I was taking a screenwriting course, way back in 1980, and desperately scouring newspapers for an idea. I came across an article about a British bank that decided in 1932 to build its huge new headquarters on Baker Street, which had just then been extended to add a new block—the 200 block. You can guess what happened next. 221B Baker Street—an address that did not exist when Conan Doyle created Sherlock Holmes—now had a real limestone-and-plaster presence. And letters that the Royal Mail had for years delivered either to Scotland Yard or to Conan Doyle himself now had a real address on Baker Street to go to. This was too good a premise to pass up.

How do you account for people still sending letters?

You might think that by the 1930s, the letter writers would have begun to suspect that if the great detective did exist, he would be getting on a bit in years. And in subsequent decades, it should have been completely clear that whatever corporeal existence he might have once possessed was long since gone. But not so. For the purpose of my novels, there are four kinds of people who still write to Sherlock Holmes as though he is real—the very young, the very old, people who for one reason or another have a slightly distorted view of reality in some particular area, and people for whom Sherlock Holmes is their first introduction to English-speaking culture.

You threw out your first draft of the series’s first book?
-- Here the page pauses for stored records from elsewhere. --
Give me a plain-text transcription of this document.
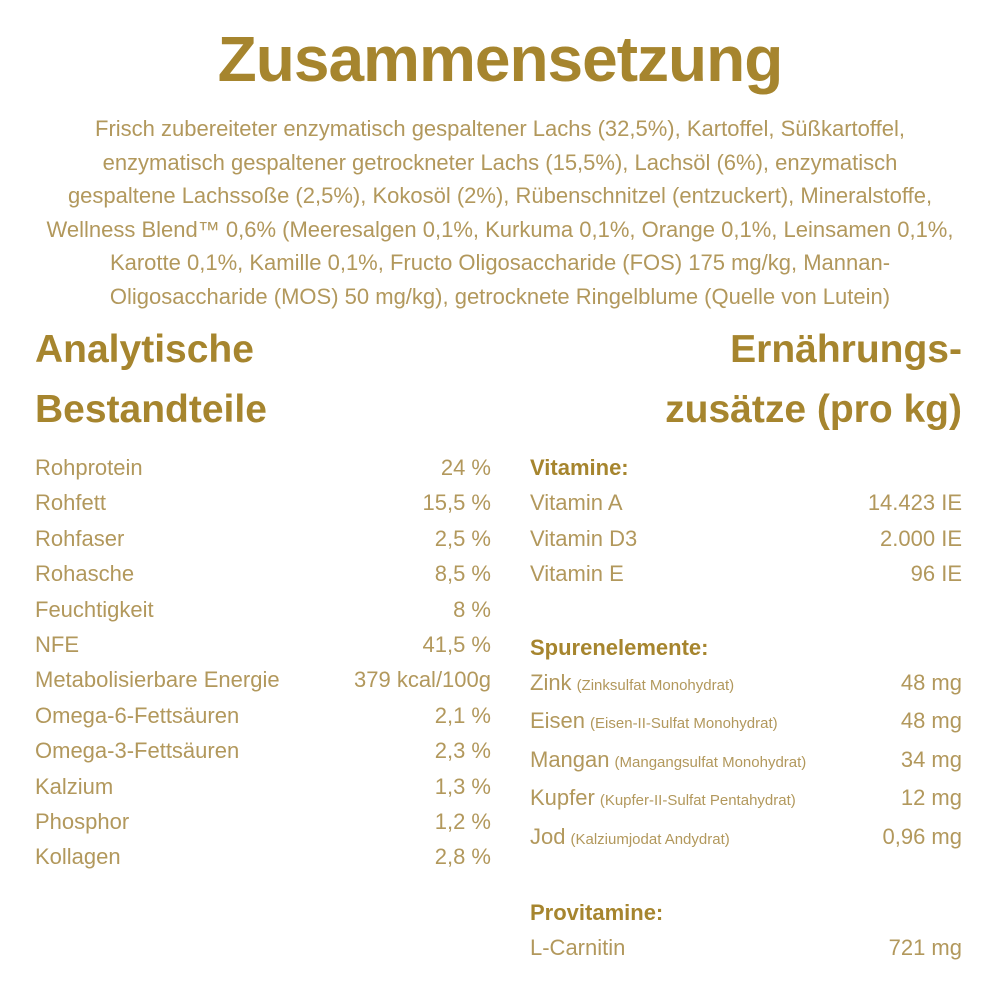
Zusammensetzung
Frisch zubereiteter enzymatisch gespaltener Lachs (32,5%), Kartoffel, Süßkartoffel,
enzymatisch gespaltener getrockneter Lachs (15,5%), Lachsöl (6%), enzymatisch
gespaltene Lachssoße (2,5%), Kokosöl (2%), Rübenschnitzel (entzuckert), Mineralstoffe,
Wellness Blend™ 0,6% (Meeresalgen 0,1%, Kurkuma 0,1%, Orange 0,1%, Leinsamen 0,1%,
Karotte 0,1%, Kamille 0,1%, Fructo Oligosaccharide (FOS) 175 mg/kg, Mannan-
Oligosaccharide (MOS) 50 mg/kg), getrocknete Ringelblume (Quelle von Lutein)
Analytische
Bestandteile
Ernährungs-
zusätze (pro kg)
Rohprotein	24 %
Rohfett	15,5 %
Rohfaser	2,5 %
Rohasche	8,5 %
Feuchtigkeit	8 %
NFE	41,5 %
Metabolisierbare Energie	379 kcal/100g
Omega-6-Fettsäuren	2,1 %
Omega-3-Fettsäuren	2,3 %
Kalzium	1,3 %
Phosphor	1,2 %
Kollagen	2,8 %
Vitamine:
Vitamin A	14.423 IE
Vitamin D3	2.000 IE
Vitamin E	96 IE
Spurenelemente:
Zink (Zinksulfat Monohydrat)	48 mg
Eisen (Eisen-II-Sulfat Monohydrat)	48 mg
Mangan (Mangangsulfat Monohydrat)	34 mg
Kupfer (Kupfer-II-Sulfat Pentahydrat)	12 mg
Jod (Kalziumjodat Andydrat)	0,96 mg
Provitamine:
L-Carnitin	721 mg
I actually threw out one complete draft, and also several earlier partial ones where I had attempted to write in the style of Sir Arthur Conan Doyle. I could not—and also did not really want or need to, given that my books are not actual pastiches. My novels take place in a universe where the letters are real, but Sherlock Holmes is not.

The Princess Bride and The Thin Man are two of your favorite books—in what way did they influence this series?
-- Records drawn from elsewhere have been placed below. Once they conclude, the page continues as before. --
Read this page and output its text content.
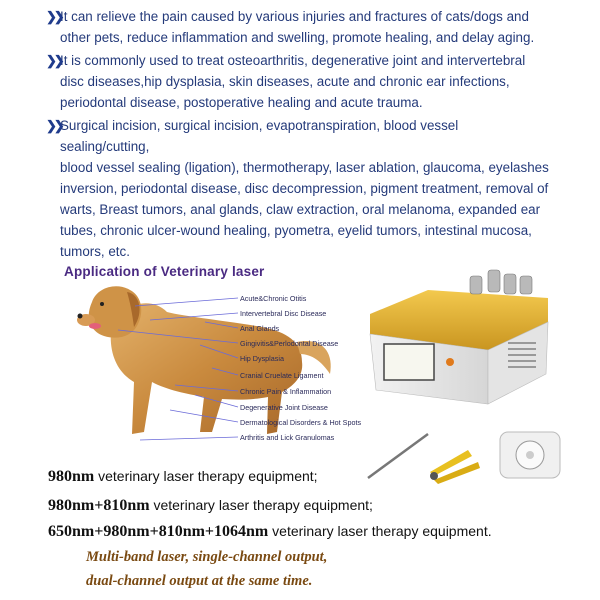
❯❯
It can relieve the pain caused by various injuries and fractures of cats/dogs and
other pets, reduce inflammation and swelling, promote healing, and delay aging.
❯❯
It is commonly used to treat osteoarthritis, degenerative joint and intervertebral
disc diseases,hip dysplasia, skin diseases, acute and chronic ear infections,
periodontal disease, postoperative healing and acute trauma.
❯❯
Surgical incision, surgical incision, evapotranspiration, blood vessel sealing/cutting,
blood vessel sealing (ligation), thermotherapy, laser ablation, glaucoma, eyelashes
inversion, periodontal disease, disc decompression, pigment treatment, removal of
warts, Breast tumors, anal glands, claw extraction, oral melanoma, expanded ear
tubes, chronic ulcer-wound healing, pyometra, eyelid tumors, intestinal mucosa,
tumors, etc.
Application of Veterinary laser
Acute&Chronic Otitis
Intervertebral Disc Disease
Anal Glands
Gingivitis&Perlodontal Disease
Hip Dysplasia
Cranial Cruelate Ligament
Chronic Pain & Inflammation
Degenerative Joint Disease
Dermatological Disorders & Hot Spots
Arthritis and Lick Granulomas
980nm veterinary laser therapy equipment;
980nm+810nm veterinary laser therapy equipment;
650nm+980nm+810nm+1064nm veterinary laser therapy equipment.
Multi-band laser, single-channel output,
dual-channel output at the same time.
I loved The Princess Bride because of how William Goldman used all the icons and traditions of a particular genre and made them hilarious without making them any less sincere and genuine. I’m a fan of Dashiell Hammett generally, but The Thin Man in particular, because of the interplay between Nick and Nora Charles. I strive for that with Reggie and Laura in my first four novels, and with Nigel and Lucy in The Baker Street Jurors.